Which is sort of what databases already do to implement non-blocking consistent reads.
So, it seems that eventually runtime environment will be a database with a common VM on top of it.
But that approach has its own issues, namely a requirement to have universal change sequence number to mark world versions.
Hmmm, is it a coincidence that Eric Meijer is said to be working on SQL Server these days?

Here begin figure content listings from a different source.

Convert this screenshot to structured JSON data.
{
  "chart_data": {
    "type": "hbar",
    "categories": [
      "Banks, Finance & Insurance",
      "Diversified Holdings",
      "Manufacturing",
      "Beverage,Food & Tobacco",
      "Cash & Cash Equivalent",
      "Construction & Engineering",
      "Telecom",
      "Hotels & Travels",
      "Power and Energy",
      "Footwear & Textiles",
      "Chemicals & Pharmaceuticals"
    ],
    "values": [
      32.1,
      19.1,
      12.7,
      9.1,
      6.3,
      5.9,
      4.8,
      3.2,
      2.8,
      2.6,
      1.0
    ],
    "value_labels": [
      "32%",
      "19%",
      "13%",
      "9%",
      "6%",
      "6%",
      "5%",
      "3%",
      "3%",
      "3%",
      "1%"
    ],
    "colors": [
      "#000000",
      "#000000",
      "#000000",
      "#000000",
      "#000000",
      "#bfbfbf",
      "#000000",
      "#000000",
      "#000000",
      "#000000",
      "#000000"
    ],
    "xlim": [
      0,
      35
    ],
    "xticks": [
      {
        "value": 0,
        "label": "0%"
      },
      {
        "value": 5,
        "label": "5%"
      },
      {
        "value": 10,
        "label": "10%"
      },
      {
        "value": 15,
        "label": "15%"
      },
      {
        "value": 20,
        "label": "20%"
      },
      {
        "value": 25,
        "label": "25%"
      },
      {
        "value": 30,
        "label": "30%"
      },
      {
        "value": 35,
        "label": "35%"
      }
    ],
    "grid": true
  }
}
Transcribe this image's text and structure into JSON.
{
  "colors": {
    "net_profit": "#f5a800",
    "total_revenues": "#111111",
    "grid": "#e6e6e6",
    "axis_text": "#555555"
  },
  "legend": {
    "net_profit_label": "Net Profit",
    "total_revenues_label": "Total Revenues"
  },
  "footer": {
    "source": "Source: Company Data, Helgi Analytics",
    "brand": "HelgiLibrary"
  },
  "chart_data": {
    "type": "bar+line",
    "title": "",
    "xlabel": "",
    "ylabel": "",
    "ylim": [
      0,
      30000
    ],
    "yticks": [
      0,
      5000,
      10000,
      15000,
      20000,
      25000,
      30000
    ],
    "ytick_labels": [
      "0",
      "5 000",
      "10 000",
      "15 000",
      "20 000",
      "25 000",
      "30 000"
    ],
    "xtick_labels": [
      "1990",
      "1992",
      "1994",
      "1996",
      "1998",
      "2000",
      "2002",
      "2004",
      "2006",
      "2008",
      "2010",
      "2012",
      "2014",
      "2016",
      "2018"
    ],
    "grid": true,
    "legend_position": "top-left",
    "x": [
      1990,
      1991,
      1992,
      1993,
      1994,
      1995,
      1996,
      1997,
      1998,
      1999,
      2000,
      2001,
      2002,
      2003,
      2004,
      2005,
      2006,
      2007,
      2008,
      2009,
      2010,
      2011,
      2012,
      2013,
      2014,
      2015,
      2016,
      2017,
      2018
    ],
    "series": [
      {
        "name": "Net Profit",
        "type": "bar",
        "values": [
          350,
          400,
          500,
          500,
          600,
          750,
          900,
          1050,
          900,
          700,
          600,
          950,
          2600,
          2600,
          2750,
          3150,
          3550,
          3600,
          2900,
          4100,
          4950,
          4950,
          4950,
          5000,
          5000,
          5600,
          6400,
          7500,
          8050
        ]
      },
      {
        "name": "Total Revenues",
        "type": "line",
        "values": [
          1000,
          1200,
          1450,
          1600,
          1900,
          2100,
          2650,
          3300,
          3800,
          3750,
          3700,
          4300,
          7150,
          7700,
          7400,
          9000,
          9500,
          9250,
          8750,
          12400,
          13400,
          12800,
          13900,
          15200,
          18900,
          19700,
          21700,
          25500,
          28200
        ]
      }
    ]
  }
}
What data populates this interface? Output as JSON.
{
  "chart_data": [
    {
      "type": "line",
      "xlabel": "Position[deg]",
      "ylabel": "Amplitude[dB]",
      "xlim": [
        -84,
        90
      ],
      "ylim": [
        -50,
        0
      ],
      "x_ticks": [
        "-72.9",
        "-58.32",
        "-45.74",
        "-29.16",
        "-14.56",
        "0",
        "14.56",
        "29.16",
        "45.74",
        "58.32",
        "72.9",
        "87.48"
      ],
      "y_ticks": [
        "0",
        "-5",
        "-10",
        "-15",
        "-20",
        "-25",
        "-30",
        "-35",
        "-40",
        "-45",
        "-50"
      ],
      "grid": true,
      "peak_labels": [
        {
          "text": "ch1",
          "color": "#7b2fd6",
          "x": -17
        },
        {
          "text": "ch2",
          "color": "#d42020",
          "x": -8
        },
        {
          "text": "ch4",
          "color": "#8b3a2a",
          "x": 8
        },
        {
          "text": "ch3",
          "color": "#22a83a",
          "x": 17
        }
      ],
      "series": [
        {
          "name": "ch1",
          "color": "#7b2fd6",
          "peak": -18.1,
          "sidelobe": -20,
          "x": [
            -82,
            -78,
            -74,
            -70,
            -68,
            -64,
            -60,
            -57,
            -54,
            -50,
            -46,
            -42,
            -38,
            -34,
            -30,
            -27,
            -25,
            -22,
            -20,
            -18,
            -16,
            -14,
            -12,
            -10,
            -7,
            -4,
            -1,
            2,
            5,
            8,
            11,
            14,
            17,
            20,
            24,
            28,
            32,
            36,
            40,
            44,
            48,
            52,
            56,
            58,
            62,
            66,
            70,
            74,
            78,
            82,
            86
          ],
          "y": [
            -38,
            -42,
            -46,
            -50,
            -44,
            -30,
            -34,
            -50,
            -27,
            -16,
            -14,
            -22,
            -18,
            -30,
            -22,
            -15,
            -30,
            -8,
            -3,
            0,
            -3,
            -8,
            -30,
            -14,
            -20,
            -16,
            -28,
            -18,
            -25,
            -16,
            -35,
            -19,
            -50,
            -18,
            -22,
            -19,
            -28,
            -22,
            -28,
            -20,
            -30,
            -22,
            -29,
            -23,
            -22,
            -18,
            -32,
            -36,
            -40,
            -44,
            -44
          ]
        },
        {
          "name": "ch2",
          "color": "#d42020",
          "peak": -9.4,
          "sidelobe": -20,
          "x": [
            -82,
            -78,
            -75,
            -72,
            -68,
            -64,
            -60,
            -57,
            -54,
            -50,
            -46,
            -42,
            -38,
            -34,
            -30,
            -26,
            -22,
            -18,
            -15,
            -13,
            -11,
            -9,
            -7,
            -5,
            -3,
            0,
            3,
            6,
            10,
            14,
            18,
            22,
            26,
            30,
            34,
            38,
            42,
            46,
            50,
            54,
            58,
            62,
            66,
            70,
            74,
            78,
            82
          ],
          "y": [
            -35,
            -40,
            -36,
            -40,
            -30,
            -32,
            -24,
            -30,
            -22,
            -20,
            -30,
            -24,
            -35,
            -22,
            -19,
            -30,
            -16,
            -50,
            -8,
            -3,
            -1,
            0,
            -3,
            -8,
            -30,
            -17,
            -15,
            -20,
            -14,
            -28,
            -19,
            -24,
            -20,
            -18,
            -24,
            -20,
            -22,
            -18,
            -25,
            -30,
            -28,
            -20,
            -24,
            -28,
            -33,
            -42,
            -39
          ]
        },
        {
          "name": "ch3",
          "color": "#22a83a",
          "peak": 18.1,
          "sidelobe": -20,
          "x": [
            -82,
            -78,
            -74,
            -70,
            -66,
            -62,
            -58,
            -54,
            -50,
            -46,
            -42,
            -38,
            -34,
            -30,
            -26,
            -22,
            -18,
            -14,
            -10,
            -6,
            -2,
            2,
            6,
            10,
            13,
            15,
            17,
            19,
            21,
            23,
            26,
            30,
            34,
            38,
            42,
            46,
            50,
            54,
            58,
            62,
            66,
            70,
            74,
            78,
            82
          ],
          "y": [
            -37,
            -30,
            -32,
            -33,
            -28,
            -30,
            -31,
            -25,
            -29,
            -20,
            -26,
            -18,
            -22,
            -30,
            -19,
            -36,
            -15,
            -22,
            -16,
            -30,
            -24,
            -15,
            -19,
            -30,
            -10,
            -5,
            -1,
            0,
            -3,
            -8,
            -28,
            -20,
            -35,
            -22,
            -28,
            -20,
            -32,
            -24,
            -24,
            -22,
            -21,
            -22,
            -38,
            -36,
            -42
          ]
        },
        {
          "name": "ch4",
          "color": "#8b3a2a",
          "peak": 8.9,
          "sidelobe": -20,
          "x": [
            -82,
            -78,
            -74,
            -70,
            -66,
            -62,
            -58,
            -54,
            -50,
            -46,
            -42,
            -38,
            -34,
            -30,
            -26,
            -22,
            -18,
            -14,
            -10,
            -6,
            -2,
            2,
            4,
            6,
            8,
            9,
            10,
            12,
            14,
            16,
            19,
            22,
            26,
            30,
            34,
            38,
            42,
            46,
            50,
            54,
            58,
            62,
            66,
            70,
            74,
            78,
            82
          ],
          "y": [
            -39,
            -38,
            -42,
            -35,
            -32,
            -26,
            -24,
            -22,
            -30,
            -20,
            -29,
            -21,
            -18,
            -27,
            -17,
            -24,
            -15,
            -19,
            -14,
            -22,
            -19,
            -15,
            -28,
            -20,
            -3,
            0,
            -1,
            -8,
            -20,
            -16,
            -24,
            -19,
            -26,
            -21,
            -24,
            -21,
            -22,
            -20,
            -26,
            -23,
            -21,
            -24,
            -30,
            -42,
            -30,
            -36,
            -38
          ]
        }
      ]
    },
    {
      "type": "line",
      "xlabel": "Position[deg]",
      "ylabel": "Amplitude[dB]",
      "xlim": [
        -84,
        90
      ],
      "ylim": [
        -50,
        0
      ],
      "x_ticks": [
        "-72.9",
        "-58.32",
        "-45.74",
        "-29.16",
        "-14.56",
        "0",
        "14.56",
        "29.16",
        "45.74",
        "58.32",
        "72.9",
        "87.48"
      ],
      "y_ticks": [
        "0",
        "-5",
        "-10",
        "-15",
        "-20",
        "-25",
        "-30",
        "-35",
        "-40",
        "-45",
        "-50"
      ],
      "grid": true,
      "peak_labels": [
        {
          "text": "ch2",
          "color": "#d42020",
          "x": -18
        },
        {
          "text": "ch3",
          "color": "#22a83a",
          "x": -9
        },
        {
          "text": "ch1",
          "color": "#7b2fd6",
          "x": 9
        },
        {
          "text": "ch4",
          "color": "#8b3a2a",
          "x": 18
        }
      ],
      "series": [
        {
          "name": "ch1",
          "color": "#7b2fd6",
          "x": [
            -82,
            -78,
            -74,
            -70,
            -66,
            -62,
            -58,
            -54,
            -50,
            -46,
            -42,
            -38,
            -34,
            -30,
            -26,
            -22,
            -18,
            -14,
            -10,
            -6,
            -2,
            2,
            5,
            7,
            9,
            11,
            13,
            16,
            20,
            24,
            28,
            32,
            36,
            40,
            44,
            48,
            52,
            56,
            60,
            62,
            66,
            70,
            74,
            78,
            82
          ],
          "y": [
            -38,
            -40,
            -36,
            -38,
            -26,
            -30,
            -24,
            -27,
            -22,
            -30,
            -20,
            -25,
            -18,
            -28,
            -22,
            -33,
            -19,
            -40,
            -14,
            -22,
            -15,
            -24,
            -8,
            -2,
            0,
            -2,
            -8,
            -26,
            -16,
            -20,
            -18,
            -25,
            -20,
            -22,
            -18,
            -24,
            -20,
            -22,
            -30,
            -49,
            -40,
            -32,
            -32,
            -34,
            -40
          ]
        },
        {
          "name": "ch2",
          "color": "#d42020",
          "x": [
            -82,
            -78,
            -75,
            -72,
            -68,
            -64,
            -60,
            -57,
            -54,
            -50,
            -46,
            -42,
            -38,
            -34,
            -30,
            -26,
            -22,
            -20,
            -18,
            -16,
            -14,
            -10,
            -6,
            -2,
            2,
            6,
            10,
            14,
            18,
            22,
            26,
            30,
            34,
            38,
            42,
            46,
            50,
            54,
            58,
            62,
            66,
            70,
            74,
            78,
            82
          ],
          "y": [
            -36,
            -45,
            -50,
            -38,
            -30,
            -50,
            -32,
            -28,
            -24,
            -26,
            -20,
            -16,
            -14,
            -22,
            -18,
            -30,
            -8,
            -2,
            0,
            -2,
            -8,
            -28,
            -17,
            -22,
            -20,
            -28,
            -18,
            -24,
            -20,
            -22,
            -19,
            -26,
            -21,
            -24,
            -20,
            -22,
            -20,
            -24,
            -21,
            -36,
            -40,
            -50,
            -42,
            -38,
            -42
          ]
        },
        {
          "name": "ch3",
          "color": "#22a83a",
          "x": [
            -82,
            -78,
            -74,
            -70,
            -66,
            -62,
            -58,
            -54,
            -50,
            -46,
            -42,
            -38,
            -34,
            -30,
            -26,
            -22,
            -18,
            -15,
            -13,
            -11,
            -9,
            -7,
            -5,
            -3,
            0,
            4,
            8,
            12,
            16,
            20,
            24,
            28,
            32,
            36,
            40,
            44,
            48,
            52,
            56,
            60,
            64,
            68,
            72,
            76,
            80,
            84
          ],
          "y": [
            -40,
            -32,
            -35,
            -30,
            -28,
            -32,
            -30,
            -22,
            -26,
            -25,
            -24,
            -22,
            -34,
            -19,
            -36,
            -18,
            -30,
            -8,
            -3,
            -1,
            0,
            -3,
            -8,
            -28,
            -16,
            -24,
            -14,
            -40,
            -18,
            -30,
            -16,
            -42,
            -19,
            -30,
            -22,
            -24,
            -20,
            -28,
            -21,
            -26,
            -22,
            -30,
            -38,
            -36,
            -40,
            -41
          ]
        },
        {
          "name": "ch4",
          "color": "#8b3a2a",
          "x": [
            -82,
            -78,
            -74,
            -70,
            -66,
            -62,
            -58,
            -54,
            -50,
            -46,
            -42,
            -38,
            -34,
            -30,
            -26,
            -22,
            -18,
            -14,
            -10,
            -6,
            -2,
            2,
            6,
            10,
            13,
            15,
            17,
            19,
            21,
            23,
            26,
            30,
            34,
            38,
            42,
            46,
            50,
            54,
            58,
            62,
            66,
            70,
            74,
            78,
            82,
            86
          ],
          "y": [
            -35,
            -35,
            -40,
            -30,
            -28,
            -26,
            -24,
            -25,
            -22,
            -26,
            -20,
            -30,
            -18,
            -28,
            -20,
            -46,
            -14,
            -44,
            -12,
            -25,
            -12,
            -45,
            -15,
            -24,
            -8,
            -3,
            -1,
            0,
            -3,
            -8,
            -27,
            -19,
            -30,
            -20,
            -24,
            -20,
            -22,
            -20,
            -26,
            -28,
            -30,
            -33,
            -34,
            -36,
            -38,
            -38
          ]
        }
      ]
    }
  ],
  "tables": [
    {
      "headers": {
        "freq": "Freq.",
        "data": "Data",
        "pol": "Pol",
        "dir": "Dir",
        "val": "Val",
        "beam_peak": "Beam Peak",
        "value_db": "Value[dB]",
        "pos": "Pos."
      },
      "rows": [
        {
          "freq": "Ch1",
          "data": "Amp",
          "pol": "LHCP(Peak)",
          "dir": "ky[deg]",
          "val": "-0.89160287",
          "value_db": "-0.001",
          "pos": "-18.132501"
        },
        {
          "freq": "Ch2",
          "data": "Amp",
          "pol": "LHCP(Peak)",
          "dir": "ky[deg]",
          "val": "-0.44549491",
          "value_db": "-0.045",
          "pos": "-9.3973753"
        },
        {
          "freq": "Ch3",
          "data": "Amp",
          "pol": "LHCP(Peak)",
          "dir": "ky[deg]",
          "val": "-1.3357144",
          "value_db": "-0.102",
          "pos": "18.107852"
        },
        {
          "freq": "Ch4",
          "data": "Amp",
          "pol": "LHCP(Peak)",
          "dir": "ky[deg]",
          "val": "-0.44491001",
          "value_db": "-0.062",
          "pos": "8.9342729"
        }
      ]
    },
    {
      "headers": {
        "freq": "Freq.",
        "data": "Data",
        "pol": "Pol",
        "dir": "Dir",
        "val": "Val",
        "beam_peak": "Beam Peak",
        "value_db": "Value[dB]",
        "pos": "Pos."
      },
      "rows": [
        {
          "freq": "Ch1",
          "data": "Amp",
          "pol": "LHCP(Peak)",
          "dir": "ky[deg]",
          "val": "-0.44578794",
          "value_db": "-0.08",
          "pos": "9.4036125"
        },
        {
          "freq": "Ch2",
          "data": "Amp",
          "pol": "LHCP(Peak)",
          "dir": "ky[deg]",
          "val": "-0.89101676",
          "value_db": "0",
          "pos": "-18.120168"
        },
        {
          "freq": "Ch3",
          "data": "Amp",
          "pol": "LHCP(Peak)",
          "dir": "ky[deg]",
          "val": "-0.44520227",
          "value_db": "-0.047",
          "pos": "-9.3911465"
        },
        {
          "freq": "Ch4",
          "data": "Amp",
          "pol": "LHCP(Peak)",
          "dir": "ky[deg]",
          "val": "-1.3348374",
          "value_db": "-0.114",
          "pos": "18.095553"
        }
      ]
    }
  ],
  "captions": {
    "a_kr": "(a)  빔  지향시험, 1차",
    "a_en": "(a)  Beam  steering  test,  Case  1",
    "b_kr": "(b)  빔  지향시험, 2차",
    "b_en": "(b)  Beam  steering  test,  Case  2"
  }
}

yes. That is essentially what we came up with in another thread on object transactions. Transactions would atomically make a copy of the invariants. A writer could make updates to its' version and "try" update. I think it would a ~simple matter to extent object meta data to include a seq number.
dcharles wrote:Truely old school, he wrote his algorithm on paper! how many programmers do that today?![]()
foostar wrote:I'm not convinced that SCOOP can work. The problem I see with it is that it allows for arbitrary sharing of state among concurrently executing objects. If it can be made to work then the compiler will probably have to make such conservative decisions wrto synchronization that performance will be a tiny fraction of the theoretical optimum.
Very good video. This was very nice to see Bertrand Meyer speaking about his work. Thanks for bringing this.
BTW, does he have to take into account the customers who do not see a barber and walk away? That was very funny!!